Aggressione nella mattina di lunedì 3 novembre, vittima una 43enne: l’aggressore è in fuga, indagano i carabinieri
La mattina del 3 novembre una donna di 43 anni è stata aggredita e accoltellata in pieno centro a Milano, con un’arma da cucina conficcata alla schiena e al fianco sinistro: ora è ricoverata in condizioni gravi, mentre i carabinieri indagano sull’accaduto.
Luogo e dinamica
L’episodio è avvenuto intorno alle ore 9 di lunedì 3 novembre nella zona della piazza Gae Aulenti, nel complesso direzionale e urbano che ospita grattacieli e uffici nel quartiere Garibaldi-Porta Nuova di Milano.
La donna, dipendente di Finlombarda, è stata aggredita alle spalle e colpita con un coltello da cucina lungo circa 30 centimetri, conficcato nella zona del fianco sinistro e della schiena. Le lesioni hanno interessato la milza e un polmone.
Alcuni passanti avrebbero udito la donna gridare “Mi hanno accoltellata”, prima che cadesse a terra chiedendo aiuto.
Soccorsi e condizioni della vittima
Sul posto sono intervenuti immediatamente i soccorritori del 118 e un’auto medica. La donna è stata trasportata d’urgenza in codice rosso all’Ospedale Niguarda, dove è stata sottoposta a un delicato intervento chirurgico.
Le sue condizioni restano gravi e la prognosi è riservata. Secondo quanto si apprende, le ferite avrebbero provocato un’emorragia interna importante, ma la tempestività dei soccorsi ha permesso di stabilizzarla.
Indagini in corso
L’aggressore è al momento in fuga. Nessun testimone avrebbe assistito direttamente alla scena e la vittima, colpita alle spalle, non ha potuto fornire dettagli utili all’identificazione dell’autore.
I carabinieri del Nucleo Radiomobile di Milano hanno isolato l’area e stanno acquisendo le immagini delle telecamere di videosorveglianza presenti nella piazza e nelle vie adiacenti.
L’aggressione si è verificata in un passaggio pedonale tra due edifici della piazza, a poca distanza dalla torre dell’Unicredit e da vari bar e negozi. L’area, molto frequentata durante le ore lavorative, è stata transennata per consentire i rilievi scientifici.
Le indagini si concentrano su diverse ipotesi:
-
un possibile atto mirato, legato a motivi personali o professionali;
-
un’aggressione casuale da parte di uno sconosciuto con disturbi psichici;
-
oppure un tentativo di rapina degenerato.
Gli investigatori non escludono nessuna pista e stanno verificando eventuali precedenti o segnalazioni legate a episodi simili nella stessa zona.
Contesto e rilievo
L’aggressione è avvenuta in una delle aree più moderne e centrali di Milano, cuore del quartiere direzionale della città.

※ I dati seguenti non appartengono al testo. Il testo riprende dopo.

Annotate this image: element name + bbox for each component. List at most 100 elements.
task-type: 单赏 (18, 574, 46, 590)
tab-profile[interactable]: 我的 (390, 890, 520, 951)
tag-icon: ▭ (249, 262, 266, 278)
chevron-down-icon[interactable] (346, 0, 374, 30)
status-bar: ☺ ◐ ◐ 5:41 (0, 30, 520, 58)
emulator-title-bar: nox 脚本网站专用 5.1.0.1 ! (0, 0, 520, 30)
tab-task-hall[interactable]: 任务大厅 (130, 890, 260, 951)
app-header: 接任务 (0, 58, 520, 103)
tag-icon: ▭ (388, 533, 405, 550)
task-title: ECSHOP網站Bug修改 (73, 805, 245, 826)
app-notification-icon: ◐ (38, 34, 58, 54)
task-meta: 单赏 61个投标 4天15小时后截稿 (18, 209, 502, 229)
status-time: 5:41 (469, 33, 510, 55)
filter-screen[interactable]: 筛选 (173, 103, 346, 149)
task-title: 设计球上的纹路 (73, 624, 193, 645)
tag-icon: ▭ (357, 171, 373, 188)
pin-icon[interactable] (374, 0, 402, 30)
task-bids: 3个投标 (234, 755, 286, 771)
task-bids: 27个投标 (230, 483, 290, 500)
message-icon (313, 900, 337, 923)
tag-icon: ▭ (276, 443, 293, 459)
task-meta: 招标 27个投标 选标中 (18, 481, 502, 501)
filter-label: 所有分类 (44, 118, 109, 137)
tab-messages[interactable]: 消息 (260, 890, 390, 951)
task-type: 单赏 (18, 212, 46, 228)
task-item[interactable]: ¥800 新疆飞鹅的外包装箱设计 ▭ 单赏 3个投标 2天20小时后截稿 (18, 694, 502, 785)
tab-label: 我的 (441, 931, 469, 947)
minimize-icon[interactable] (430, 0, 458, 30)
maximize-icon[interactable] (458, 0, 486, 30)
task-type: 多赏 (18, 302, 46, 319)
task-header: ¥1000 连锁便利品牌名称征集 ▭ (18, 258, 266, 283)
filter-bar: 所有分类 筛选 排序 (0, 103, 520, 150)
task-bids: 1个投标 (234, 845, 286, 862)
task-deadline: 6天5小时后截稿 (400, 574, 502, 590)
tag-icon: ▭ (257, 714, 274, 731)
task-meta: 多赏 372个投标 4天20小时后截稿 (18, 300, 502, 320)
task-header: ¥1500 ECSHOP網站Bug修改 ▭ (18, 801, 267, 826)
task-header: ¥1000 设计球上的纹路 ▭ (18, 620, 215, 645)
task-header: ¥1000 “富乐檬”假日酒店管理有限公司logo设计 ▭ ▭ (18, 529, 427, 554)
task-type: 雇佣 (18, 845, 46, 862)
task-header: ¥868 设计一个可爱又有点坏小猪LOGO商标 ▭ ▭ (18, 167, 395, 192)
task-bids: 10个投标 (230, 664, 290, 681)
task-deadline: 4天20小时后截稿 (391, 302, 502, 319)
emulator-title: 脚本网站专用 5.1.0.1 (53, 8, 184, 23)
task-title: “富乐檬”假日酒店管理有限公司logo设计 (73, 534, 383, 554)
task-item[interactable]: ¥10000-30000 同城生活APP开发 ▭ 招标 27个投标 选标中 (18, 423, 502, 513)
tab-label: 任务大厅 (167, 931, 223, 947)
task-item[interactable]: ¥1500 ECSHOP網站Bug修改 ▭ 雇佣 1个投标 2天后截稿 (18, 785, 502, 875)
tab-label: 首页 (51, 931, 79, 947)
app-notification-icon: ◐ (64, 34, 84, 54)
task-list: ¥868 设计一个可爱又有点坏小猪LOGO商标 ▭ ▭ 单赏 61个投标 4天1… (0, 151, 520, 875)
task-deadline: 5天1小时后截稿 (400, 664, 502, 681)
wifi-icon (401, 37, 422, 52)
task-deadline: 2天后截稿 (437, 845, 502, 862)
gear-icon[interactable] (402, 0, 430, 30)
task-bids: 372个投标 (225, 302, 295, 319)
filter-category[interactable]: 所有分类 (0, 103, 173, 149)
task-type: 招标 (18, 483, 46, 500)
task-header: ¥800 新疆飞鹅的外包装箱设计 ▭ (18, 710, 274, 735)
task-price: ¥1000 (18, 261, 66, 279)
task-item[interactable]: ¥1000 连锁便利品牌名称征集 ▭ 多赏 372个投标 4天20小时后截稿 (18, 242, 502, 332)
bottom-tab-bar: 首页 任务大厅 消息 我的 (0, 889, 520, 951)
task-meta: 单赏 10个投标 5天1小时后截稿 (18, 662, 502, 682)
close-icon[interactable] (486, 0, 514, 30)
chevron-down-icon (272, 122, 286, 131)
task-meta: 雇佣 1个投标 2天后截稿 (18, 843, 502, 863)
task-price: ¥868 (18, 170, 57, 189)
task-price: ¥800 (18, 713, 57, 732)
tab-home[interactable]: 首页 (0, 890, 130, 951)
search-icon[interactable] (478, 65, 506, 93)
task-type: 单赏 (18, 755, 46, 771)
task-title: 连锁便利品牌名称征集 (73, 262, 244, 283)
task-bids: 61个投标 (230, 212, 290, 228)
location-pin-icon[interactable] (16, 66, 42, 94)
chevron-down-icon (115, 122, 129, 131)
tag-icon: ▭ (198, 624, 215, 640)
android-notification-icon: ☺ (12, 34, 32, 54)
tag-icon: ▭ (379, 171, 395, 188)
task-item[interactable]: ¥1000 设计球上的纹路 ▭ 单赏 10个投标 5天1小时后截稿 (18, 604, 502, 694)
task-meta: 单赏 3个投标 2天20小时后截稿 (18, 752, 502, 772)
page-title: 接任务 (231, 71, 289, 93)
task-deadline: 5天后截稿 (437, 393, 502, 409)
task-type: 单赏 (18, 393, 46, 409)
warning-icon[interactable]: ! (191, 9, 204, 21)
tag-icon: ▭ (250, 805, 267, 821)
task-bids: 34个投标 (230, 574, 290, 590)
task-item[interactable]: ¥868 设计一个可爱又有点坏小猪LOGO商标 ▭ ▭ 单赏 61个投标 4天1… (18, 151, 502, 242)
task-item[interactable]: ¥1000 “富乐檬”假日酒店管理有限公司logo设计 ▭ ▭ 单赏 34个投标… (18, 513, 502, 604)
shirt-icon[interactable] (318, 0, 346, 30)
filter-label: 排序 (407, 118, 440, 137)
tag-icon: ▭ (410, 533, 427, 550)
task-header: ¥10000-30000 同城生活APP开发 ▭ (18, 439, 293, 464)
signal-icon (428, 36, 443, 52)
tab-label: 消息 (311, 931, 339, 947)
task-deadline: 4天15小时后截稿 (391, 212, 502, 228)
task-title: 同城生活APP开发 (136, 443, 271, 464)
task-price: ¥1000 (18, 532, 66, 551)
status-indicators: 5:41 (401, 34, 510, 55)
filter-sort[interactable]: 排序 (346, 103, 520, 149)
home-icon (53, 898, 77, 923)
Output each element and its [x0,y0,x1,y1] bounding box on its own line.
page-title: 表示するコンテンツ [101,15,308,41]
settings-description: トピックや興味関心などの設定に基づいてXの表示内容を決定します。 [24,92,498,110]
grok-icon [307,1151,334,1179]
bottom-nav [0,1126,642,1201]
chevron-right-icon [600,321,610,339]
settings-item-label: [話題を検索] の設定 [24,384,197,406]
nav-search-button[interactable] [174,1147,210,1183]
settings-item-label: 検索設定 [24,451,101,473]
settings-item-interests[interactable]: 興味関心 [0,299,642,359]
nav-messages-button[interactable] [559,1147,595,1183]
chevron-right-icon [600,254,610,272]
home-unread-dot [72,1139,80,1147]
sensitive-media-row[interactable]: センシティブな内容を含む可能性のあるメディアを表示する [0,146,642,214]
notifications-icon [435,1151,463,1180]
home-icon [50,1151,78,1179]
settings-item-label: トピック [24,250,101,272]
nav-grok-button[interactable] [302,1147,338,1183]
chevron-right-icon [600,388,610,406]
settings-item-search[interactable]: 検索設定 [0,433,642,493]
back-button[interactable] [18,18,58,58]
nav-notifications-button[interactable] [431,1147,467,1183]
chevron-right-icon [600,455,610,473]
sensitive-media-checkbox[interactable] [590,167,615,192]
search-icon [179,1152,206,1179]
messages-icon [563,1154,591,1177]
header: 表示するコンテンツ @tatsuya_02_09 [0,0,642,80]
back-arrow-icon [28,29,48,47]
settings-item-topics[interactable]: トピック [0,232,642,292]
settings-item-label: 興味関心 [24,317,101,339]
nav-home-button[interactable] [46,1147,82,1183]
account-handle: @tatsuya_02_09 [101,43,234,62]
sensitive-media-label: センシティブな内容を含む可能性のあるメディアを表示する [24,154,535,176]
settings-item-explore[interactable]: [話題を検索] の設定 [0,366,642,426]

L’episodio ha destato forte preoccupazione tra i residenti e i lavoratori della zona, abituati a un contesto generalmente tranquillo e presidiato dalle forze dell’ordine.
Secondo le prime ricostruzioni, il coltello usato, di notevoli dimensioni, sarebbe stato lasciato conficcato nel corpo della vittima, un dettaglio che potrebbe fornire importanti elementi per l’analisi del DNA e per il tracciamento delle impronte digitali.
Le autorità municipali, in stretto contatto con la Prefettura, stanno valutando l’intensificazione dei controlli nelle aree pedonali di maggiore afflusso, soprattutto nelle ore di punta.
Reazioni e sicurezza urbana
Il caso riporta al centro dell’attenzione il tema della sicurezza nelle aree pubbliche di Milano. Negli ultimi mesi si sono verificati diversi episodi di aggressione, anche se di natura e gravità differenti, in altre zone della città.
L’amministrazione comunale ribadisce che il sistema di videosorveglianza urbana copre la quasi totalità del centro e che le immagini saranno fondamentali per identificare il responsabile.
Molti cittadini sui social hanno espresso sgomento e paura per un’aggressione avvenuta in pieno giorno, in una delle piazze simbolo della Milano moderna.